Sucedió entonces, que un espíritu celestial que pasaba por allí escuchó la conversación y los sollozos del abeto. Su corazón se llenó de compasión por aquel árbol humilde y de buen corazón, que deseaba dar algo, pero no tenía más que tristeza para ofrecer.

El mensajero protector, tocado por su dolor, voló al encuentro de otro amigo celestial y le dijo:
— Este árbol sufre porque no tiene nada que ofrecer al niño. Tiene un alma pura y generosa, pero el mundo no le ha dado nada con qué. Vamos a llevarle un poco de la luz del cielo para que le regale algo al niño.
Así, los dos alados celestiales ascendieron al cielo y sobre el prado del firmamento comenzaron a cortar, con sus manos delicadas, las estrellas más hermosas y brillantes de diciembre. Aquellas, como gotas de rocío, lucían esparcidas cuan pequeñas margaritas blancas en el campo celestial.
— Tomemos las más hermosas —decían—, las que harán brillar los ojos del niño.
Y, con gran cuidado, fueron dejando una a una esas estrellas sobre las ramas del abeto. Cuando terminaron, el árbol, cubierto de luces resplandecientes, parecía el guardián de un jardín divino.
— ¡Mira cómo resplandece! —exclamaban— ¡Este es un regalo digno para el niño!
Los ángeles se acercaron al tronco del abeto y, con un suave toque de sus alas, le susurraron:
— Ve al portal, pequeño árbol, y lleva esta luz a la cueva. El niño te verá y se alegrará de tu presencia.
El abeto, radiante de felicidad, se acercó lentamente a la cueva, temeroso de perder alguna estrella en el camino. Al llegar, la madre del niño sonrió impresionada, y con ternura invitó al abeto a entrar:
— ¡Pasa... pasa, buen abeto, que mi niño te quiere ver!
Y cuando el niño levantó sus ojitos brillantes y vio el árbol cubierto de estrellas, su rostro se iluminó de alegría, como si su corazón entero brillara también.
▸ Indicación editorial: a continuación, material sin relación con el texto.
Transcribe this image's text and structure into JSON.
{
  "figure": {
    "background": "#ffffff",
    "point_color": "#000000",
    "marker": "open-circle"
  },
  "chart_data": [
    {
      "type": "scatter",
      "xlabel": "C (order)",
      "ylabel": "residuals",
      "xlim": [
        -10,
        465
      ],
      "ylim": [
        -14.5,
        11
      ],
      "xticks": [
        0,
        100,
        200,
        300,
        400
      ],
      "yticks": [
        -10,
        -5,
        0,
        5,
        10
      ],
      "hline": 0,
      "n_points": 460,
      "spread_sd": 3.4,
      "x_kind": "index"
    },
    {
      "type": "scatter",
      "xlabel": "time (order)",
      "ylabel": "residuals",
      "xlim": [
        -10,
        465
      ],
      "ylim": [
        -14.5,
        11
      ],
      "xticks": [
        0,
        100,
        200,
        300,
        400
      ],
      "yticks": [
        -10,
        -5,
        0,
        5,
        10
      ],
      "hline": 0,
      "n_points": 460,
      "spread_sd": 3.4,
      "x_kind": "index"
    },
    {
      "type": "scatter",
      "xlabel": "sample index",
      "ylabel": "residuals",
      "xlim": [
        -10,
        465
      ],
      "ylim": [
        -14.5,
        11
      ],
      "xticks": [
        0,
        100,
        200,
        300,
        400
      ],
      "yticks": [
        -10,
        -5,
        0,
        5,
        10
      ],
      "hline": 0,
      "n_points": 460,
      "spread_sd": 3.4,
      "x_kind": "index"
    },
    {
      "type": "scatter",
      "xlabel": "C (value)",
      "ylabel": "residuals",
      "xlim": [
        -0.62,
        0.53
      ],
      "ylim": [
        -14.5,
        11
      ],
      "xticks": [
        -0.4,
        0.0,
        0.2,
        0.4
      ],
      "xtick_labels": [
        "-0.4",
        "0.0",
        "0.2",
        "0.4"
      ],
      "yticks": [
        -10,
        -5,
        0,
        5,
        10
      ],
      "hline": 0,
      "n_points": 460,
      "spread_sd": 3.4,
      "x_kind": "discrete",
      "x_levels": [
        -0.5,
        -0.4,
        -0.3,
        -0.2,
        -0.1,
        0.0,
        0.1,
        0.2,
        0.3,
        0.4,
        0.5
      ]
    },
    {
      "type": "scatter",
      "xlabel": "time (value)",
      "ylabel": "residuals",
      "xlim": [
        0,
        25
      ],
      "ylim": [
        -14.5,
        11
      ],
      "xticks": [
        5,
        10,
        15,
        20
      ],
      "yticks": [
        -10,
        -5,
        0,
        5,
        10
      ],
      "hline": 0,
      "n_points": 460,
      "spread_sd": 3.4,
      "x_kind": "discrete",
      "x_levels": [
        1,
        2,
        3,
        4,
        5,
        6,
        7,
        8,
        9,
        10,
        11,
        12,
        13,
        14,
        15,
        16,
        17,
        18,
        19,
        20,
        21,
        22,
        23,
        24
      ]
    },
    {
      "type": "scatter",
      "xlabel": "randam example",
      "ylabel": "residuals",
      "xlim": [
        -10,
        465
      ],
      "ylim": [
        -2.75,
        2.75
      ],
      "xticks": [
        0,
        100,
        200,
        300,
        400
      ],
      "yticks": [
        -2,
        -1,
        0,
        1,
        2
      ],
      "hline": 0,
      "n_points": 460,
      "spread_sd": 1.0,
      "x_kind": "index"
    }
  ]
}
Esa noche, el abeto estuvo junto al pesebre del niño, iluminando la oscuridad con su luz suave y cálida. Allí, las lágrimas de alegría del pequeño se transformaban en sonrisas en los rostros de sus padres y de los visitantes que habían tenido la buena fortuna de encontrarle.

Desde entonces, cada Nochebuena, muchas buenas gentes de la Tierra adornan, en el rincón más destacado de sus hogares, un pequeño abeto de luces brillantes para recordar aquella primera noche mágica que ofreció al mundo un humilde mensaje de paz y de buena voluntad.